Furthermore, he noted, psychiatric patients and their families are typically not likely to show up at supervisors' meetings and medical committees to lobby for improved services, which adds to their anonymity and makes it easier for hospital administrators to ignore bad conditions and substandard treatment.
In 2015, an opportunity presented itself to ease the pressure on Psychiatric Emergency Services. A wing of the hospital known as "4-D" was vacant. It seemed to advocates like a good opportunity to improve the conditions for patients at the facility. The wing was used as a locked psych ward at one time, and it had been unused for years. A group of stakeholders led by Vern Wallace, then the chief of the hospital's Behavioral Health Child and Adolescent Program, began putting together a plan to resurrect 4-D as a 10 or 20-bed inpatient unit for youth.
"We were all excited about the prospect of opening an inpatient facility in 4-D," McLaughlin said. "Vern felt like he had the support of the administration and he worked with children's advocates, mental-health advocates, hospital staff, the various committees. It looked good."
The first step of the plan was to conduct a financial feasibility study, which was undertaken by Wallace, a highly respected county employee who had most recently overseen the development of the Children's Mental Health Clinic in Antioch. Wallace did exhaustive research on the daily cost of beds, average length of stays in the state, cost of salaries and benefits to run the unit on a 24/7 basis, plans for healthful activities such as art classes, and even a meal schedule. His financial forecast was quite rosy.

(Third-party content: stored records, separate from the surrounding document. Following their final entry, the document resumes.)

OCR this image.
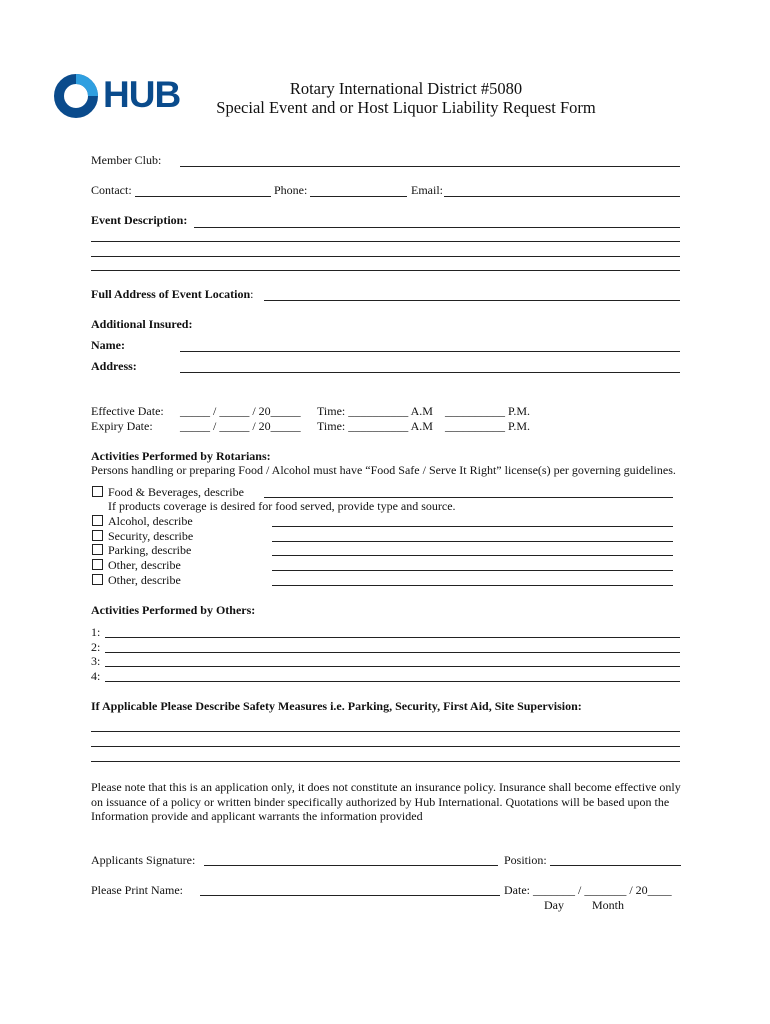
HUB	Rotary International District #5080
Special Event and or Host Liquor Liability Request Form
Member Club:
Contact:	Phone:	Email:
Event Description:
Full Address of Event Location:
Additional Insured:
Name:
Address:
Effective Date: _____ / _____ / 20_____ Time: __________ A.M __________ P.M.
Expiry Date: _____ / _____ / 20_____ Time: __________ A.M __________ P.M.
Activities Performed by Rotarians:
Persons handling or preparing Food / Alcohol must have “Food Safe / Serve It Right” license(s) per governing guidelines.
Food & Beverages, describe
If products coverage is desired for food served, provide type and source.
Alcohol, describe
Security, describe
Parking, describe
Other, describe
Other, describe
Activities Performed by Others:
1:
2:
3:
4:
If Applicable Please Describe Safety Measures i.e. Parking, Security, First Aid, Site Supervision:
Please note that this is an application only, it does not constitute an insurance policy. Insurance shall become effective only
on issuance of a policy or written binder specifically authorized by Hub International. Quotations will be based upon the
Information provide and applicant warrants the information provided
Applicants Signature:	Position:
Please Print Name:	Date: _______ / _______ / 20____
Day Month
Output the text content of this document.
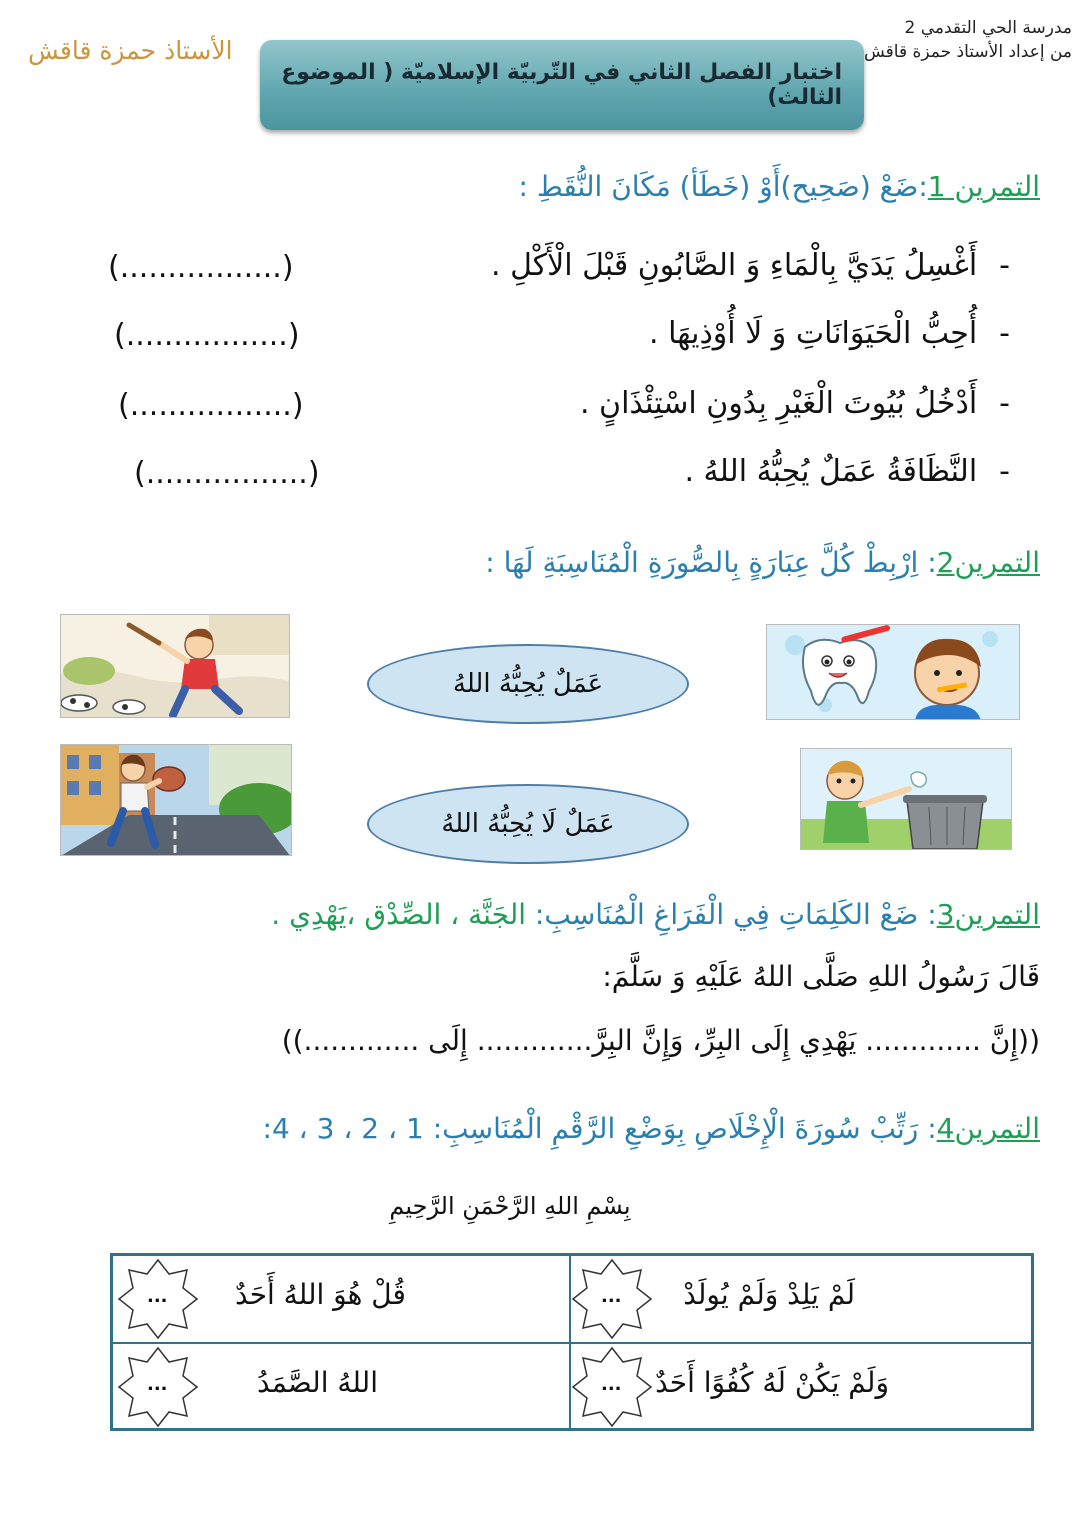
مدرسة الحي التقدمي 2
من إعداد الأستاذ حمزة قاقش
الأستاذ حمزة قاقش
اختبار الفصل الثاني في التّربيّة الإسلاميّة ( الموضوع الثالث)
التمرين 1:ضَعْ (صَحِيح)أَوْ (خَطَأ) مَكَانَ النُّقَطِ :
-أَغْسِلُ يَدَيَّ بِالْمَاءِ وَ الصَّابُونِ قَبْلَ الْأَكْلِ .
(.................)
-أُحِبُّ الْحَيَوَانَاتِ وَ لَا أُوْذِيهَا .
(.................)
-أَدْخُلُ بُيُوتَ الْغَيْرِ بِدُونِ اسْتِئْذَانٍ .
(.................)
-النَّظَافَةُ عَمَلٌ يُحِبُّهُ اللهُ .
(.................)
التمرين2: اِرْبِطْ كُلَّ عِبَارَةٍ بِالصُّورَةِ الْمُنَاسِبَةِ لَهَا :
عَمَلٌ يُحِبُّهُ اللهُ
عَمَلٌ لَا يُحِبُّهُ اللهُ
التمرين3: ضَعْ الكَلِمَاتِ فِي الْفَرَاغِ الْمُنَاسِبِ: الجَنَّة ، الصِّدْق ،يَهْدِي .
قَالَ رَسُولُ اللهِ صَلَّى اللهُ عَلَيْهِ وَ سَلَّمَ:
((إِنَّ ............. يَهْدِي إِلَى البِرِّ، وَإِنَّ البِرَّ............. إِلَى .............))
التمرين4: رَتِّبْ سُورَةَ الْإِخْلَاصِ بِوَضْعِ الرَّقْمِ الْمُنَاسِبِ: 1 ، 2 ، 3 ، 4:
بِسْمِ اللهِ الرَّحْمَنِ الرَّحِيمِ
لَمْ يَلِدْ وَلَمْ يُولَدْ
...
قُلْ هُوَ اللهُ أَحَدٌ
...
وَلَمْ يَكُنْ لَهُ كُفُوًا أَحَدٌ
...
اللهُ الصَّمَدُ
...
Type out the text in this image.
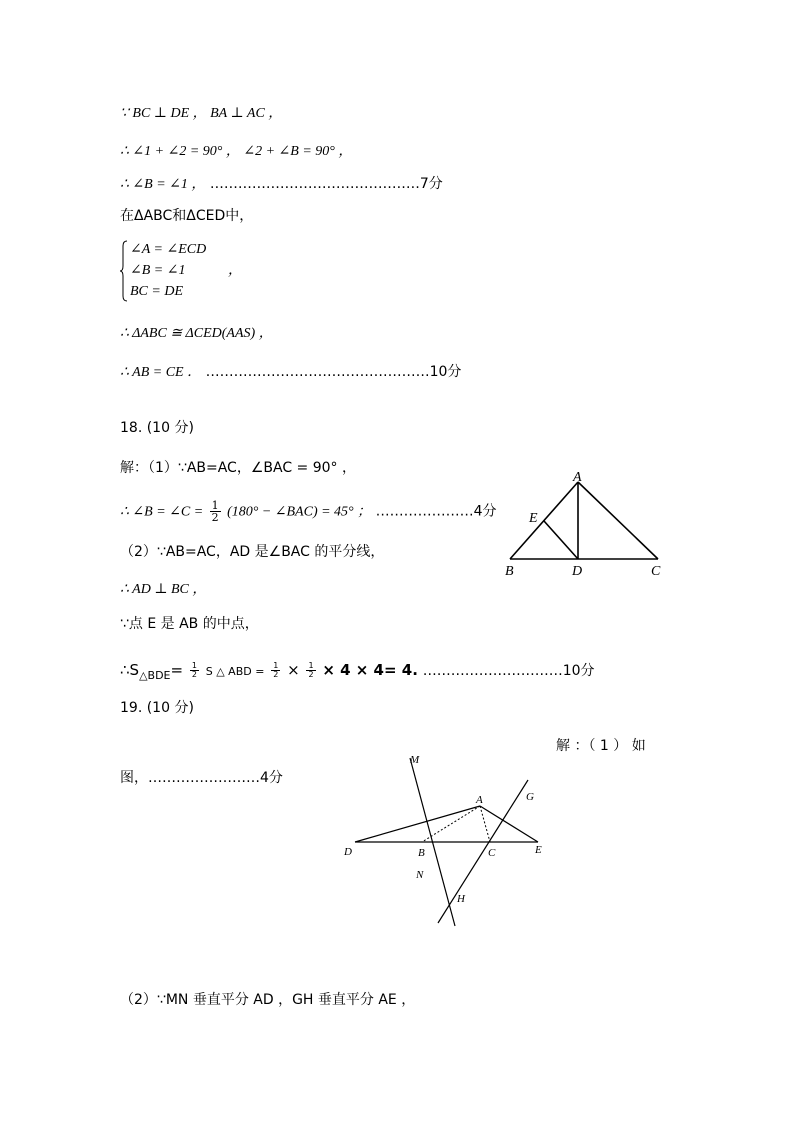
∵ BC ⊥ DE ， BA ⊥ AC ，
∴ ∠1 + ∠2 = 90° ， ∠2 + ∠B = 90° ，
∴ ∠B = ∠1 ， ………………………………………7分
在ΔABC和ΔCED中，
∠A = ∠ECD
∠B = ∠1
BC = DE
，
∴ ΔABC ≅ ΔCED(AAS) ，
∴ AB = CE ． …………………………………………10分
18. (10 分)
解：（1）∵AB=AC，∠BAC = 90° ，
∴ ∠B = ∠C = $\frac{1}{2} (180^\circ$ − ∠BAC) = 45° ； …………………4分
（2）∵AB=AC，AD 是∠BAC 的平分线，
∴ AD ⊥ BC ，
∵点 E 是 AB 的中点，
$\therefore S_{\triangle BDE}= \frac{1}{2}$ S △ ABD = $\frac{1}{2} \times \frac{1}{2} \times 4 \times 4= 4$. …………………………10分
A
E
B	D	C
19. (10 分)
解 ：（ 1 ） 如
图，……………………4分
M
A	G
D	B	C	E
N
H
（2）∵MN 垂直平分 AD ，GH 垂直平分 AE ，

According to his data, start-up costs such as retrofitting, supplies, and durable goods would have been paid for through the Mental Health Services Act. Consequently, he believed, the facility would actually have saved the county a good deal of money, provided that any excess beds that weren't being used were leased out to nearby counties also experiencing an acute shortage of inpatient beds. Wallace had also generated interest in dedicated beds from the counties of San Francisco, San Mateo, Alameda and Marin as well as Kaiser Hospital. He estimated that full occupancy would have saved the county $1,719,350, including the money saved from farming out county patients to other counties, where patients are isolated and family members often have difficulty visiting or participating in family meetings with doctors and nurses. But even at just 85 percent capacity, he projected that the county would have saved money.
But Patrick Godley immediately killed the report, buried it without any written analysis and little comment. Then, according to a series of emails obtained by the Express, Godley put a plan in motion to undermine Wallace and "side line him."